"the standard of something as measured against other things of a similar kind; the degree of excellence of something"
Quality of a garment can be found in both the fabric used and the construction.
It can be pretty easy to see the difference between luxury and performance cloth, a luxury cloth is much softer and has more detail, while performance cloth is usually made of basic patterns with a harder finish.
Construction of a garment however, is harder to detect with an untrained eye. Take jackets for example, they can be fused, half canvas or full canvas. Then you are looking for machine made versus handmade details.
Generally the more time and effort that it takes to construct the jacket the higher the quality. All have advantages and disadvantages, the question is do you want more pieces in your wardrobe or fewer pieces of higher quality.
The bespoke tailored garment is something which is planned out, much like building a custom home. In that process you are working with an architect and a budget, you pick out the structural features, square footage of the rooms and the decor.
The word boutonniere is in fact the French word for buttonhole, A trend made popular in Paris is the boutonnière Milanaise, or in English, the Milanese buttonhole.

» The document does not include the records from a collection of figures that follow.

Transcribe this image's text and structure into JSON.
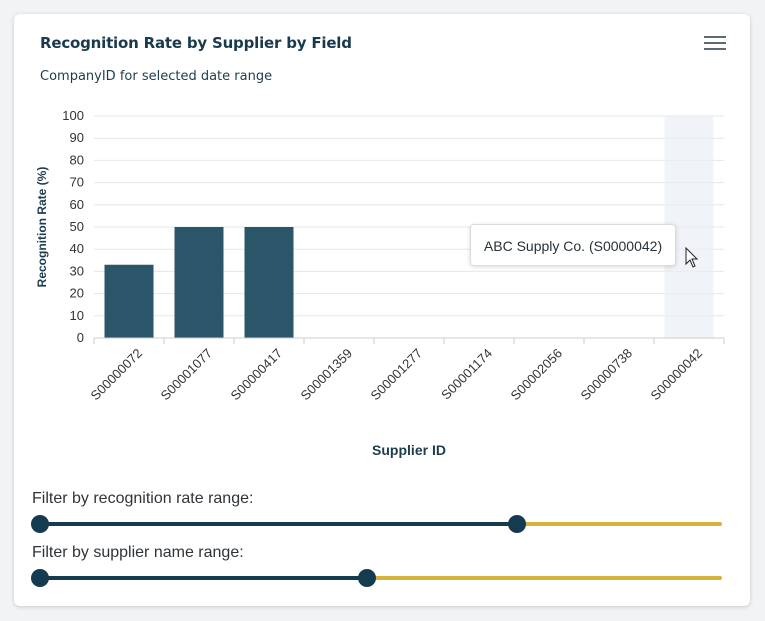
{
  "card": {
    "title": "Recognition Rate by Supplier by Field",
    "subtitle": "CompanyID for selected date range",
    "menu_icon": "hamburger-menu-icon"
  },
  "chart_data": {
    "type": "bar",
    "title": "Recognition Rate by Supplier by Field",
    "subtitle": "CompanyID for selected date range",
    "xlabel": "Supplier ID",
    "ylabel": "Recognition Rate (%)",
    "ylim": [
      0,
      100
    ],
    "yticks": [
      0,
      10,
      20,
      30,
      40,
      50,
      60,
      70,
      80,
      90,
      100
    ],
    "grid": true,
    "categories": [
      "S00000072",
      "S00001077",
      "S00000417",
      "S00001359",
      "S00001277",
      "S00001174",
      "S00002056",
      "S00000738",
      "S00000042"
    ],
    "values": [
      33,
      50,
      50,
      0,
      0,
      0,
      0,
      0,
      0
    ],
    "bar_color": "#2b5568",
    "highlighted_category": "S00000042"
  },
  "tooltip": {
    "text": "ABC Supply Co. (S0000042)"
  },
  "filters": {
    "recognition": {
      "label": "Filter by recognition rate range:",
      "low": 0,
      "high": 0.7
    },
    "supplier": {
      "label": "Filter by supplier name range:",
      "low": 0,
      "high": 0.48
    }
  },
  "colors": {
    "primary": "#143b4f",
    "accent": "#d5b23a",
    "text": "#183a4c"
  }
}
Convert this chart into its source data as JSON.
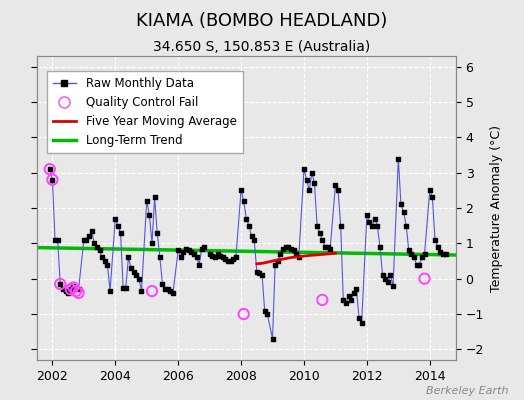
{
  "title": "KIAMA (BOMBO HEADLAND)",
  "subtitle": "34.650 S, 150.853 E (Australia)",
  "ylabel": "Temperature Anomaly (°C)",
  "credit": "Berkeley Earth",
  "ylim": [
    -2.3,
    6.3
  ],
  "xlim": [
    2001.5,
    2014.83
  ],
  "yticks": [
    -2,
    -1,
    0,
    1,
    2,
    3,
    4,
    5,
    6
  ],
  "xticks": [
    2002,
    2004,
    2006,
    2008,
    2010,
    2012,
    2014
  ],
  "bg_color": "#e8e8e8",
  "grid_color": "#d0d0d0",
  "raw_x": [
    2001.917,
    2002.0,
    2002.083,
    2002.167,
    2002.25,
    2002.333,
    2002.417,
    2002.5,
    2002.583,
    2002.667,
    2002.75,
    2002.833,
    2003.0,
    2003.083,
    2003.167,
    2003.25,
    2003.333,
    2003.417,
    2003.5,
    2003.583,
    2003.667,
    2003.75,
    2003.833,
    2004.0,
    2004.083,
    2004.167,
    2004.25,
    2004.333,
    2004.417,
    2004.5,
    2004.583,
    2004.667,
    2004.75,
    2004.833,
    2005.0,
    2005.083,
    2005.167,
    2005.25,
    2005.333,
    2005.417,
    2005.5,
    2005.583,
    2005.667,
    2005.75,
    2005.833,
    2006.0,
    2006.083,
    2006.167,
    2006.25,
    2006.333,
    2006.417,
    2006.5,
    2006.583,
    2006.667,
    2006.75,
    2006.833,
    2007.0,
    2007.083,
    2007.167,
    2007.25,
    2007.333,
    2007.417,
    2007.5,
    2007.583,
    2007.667,
    2007.75,
    2007.833,
    2008.0,
    2008.083,
    2008.167,
    2008.25,
    2008.333,
    2008.417,
    2008.5,
    2008.583,
    2008.667,
    2008.75,
    2008.833,
    2009.0,
    2009.083,
    2009.167,
    2009.25,
    2009.333,
    2009.417,
    2009.5,
    2009.583,
    2009.667,
    2009.75,
    2009.833,
    2010.0,
    2010.083,
    2010.167,
    2010.25,
    2010.333,
    2010.417,
    2010.5,
    2010.583,
    2010.667,
    2010.75,
    2010.833,
    2011.0,
    2011.083,
    2011.167,
    2011.25,
    2011.333,
    2011.417,
    2011.5,
    2011.583,
    2011.667,
    2011.75,
    2011.833,
    2012.0,
    2012.083,
    2012.167,
    2012.25,
    2012.333,
    2012.417,
    2012.5,
    2012.583,
    2012.667,
    2012.75,
    2012.833,
    2013.0,
    2013.083,
    2013.167,
    2013.25,
    2013.333,
    2013.417,
    2013.5,
    2013.583,
    2013.667,
    2013.75,
    2013.833,
    2014.0,
    2014.083,
    2014.167,
    2014.25,
    2014.333,
    2014.417,
    2014.5
  ],
  "raw_y": [
    3.1,
    2.8,
    1.1,
    1.1,
    -0.15,
    -0.3,
    -0.35,
    -0.4,
    -0.3,
    -0.2,
    -0.25,
    -0.3,
    1.1,
    1.1,
    1.2,
    1.35,
    1.0,
    0.9,
    0.8,
    0.6,
    0.5,
    0.4,
    -0.35,
    1.7,
    1.5,
    1.3,
    -0.25,
    -0.25,
    0.6,
    0.3,
    0.2,
    0.1,
    0.0,
    -0.35,
    2.2,
    1.8,
    1.0,
    2.3,
    1.3,
    0.6,
    -0.15,
    -0.3,
    -0.3,
    -0.35,
    -0.4,
    0.8,
    0.6,
    0.75,
    0.85,
    0.8,
    0.75,
    0.7,
    0.6,
    0.4,
    0.85,
    0.9,
    0.7,
    0.65,
    0.6,
    0.7,
    0.65,
    0.6,
    0.55,
    0.5,
    0.5,
    0.55,
    0.6,
    2.5,
    2.2,
    1.7,
    1.5,
    1.2,
    1.1,
    0.2,
    0.15,
    0.1,
    -0.9,
    -1.0,
    -1.7,
    0.4,
    0.5,
    0.7,
    0.85,
    0.9,
    0.9,
    0.85,
    0.8,
    0.7,
    0.6,
    3.1,
    2.8,
    2.5,
    3.0,
    2.7,
    1.5,
    1.3,
    1.1,
    0.9,
    0.9,
    0.85,
    2.65,
    2.5,
    1.5,
    -0.6,
    -0.7,
    -0.5,
    -0.6,
    -0.4,
    -0.3,
    -1.1,
    -1.25,
    1.8,
    1.6,
    1.5,
    1.7,
    1.5,
    0.9,
    0.1,
    0.0,
    -0.1,
    0.1,
    -0.2,
    3.4,
    2.1,
    1.9,
    1.5,
    0.8,
    0.7,
    0.6,
    0.4,
    0.4,
    0.6,
    0.7,
    2.5,
    2.3,
    1.1,
    0.9,
    0.75,
    0.7,
    0.7
  ],
  "qc_fail_x": [
    2001.917,
    2002.0,
    2002.25,
    2002.583,
    2002.667,
    2002.75,
    2002.833,
    2005.167,
    2008.083,
    2010.583,
    2013.833
  ],
  "qc_fail_y": [
    3.1,
    2.8,
    -0.15,
    -0.3,
    -0.25,
    -0.35,
    -0.4,
    -0.35,
    -1.0,
    -0.6,
    -0.0
  ],
  "ma5_x": [
    2008.5,
    2008.7,
    2009.0,
    2009.3,
    2009.6,
    2009.9,
    2010.2,
    2010.5,
    2010.75,
    2011.0
  ],
  "ma5_y": [
    0.42,
    0.44,
    0.5,
    0.55,
    0.6,
    0.63,
    0.66,
    0.68,
    0.7,
    0.72
  ],
  "trend_x": [
    2001.5,
    2014.83
  ],
  "trend_y": [
    0.88,
    0.67
  ],
  "line_color": "#5555dd",
  "dot_color": "#000000",
  "qc_color": "#ff44ff",
  "ma5_color": "#dd0000",
  "trend_color": "#00bb00",
  "title_fontsize": 13,
  "subtitle_fontsize": 10,
  "tick_fontsize": 9,
  "ylabel_fontsize": 9,
  "legend_fontsize": 8.5,
  "credit_fontsize": 8
}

The offering of a Milanese buttonhole is something only a quality tailor can provide. Where machine made buttonholes have the lapel buttonhole stitched by machine and cut afterwards, the Milanese must be cut first and then carefully hand-stitched after.
It involves a piece of thread called a “gimp” which is hand-stitched to surround the buttonhole. The Milanese buttonhole is a true sign of quality in a custom made garment.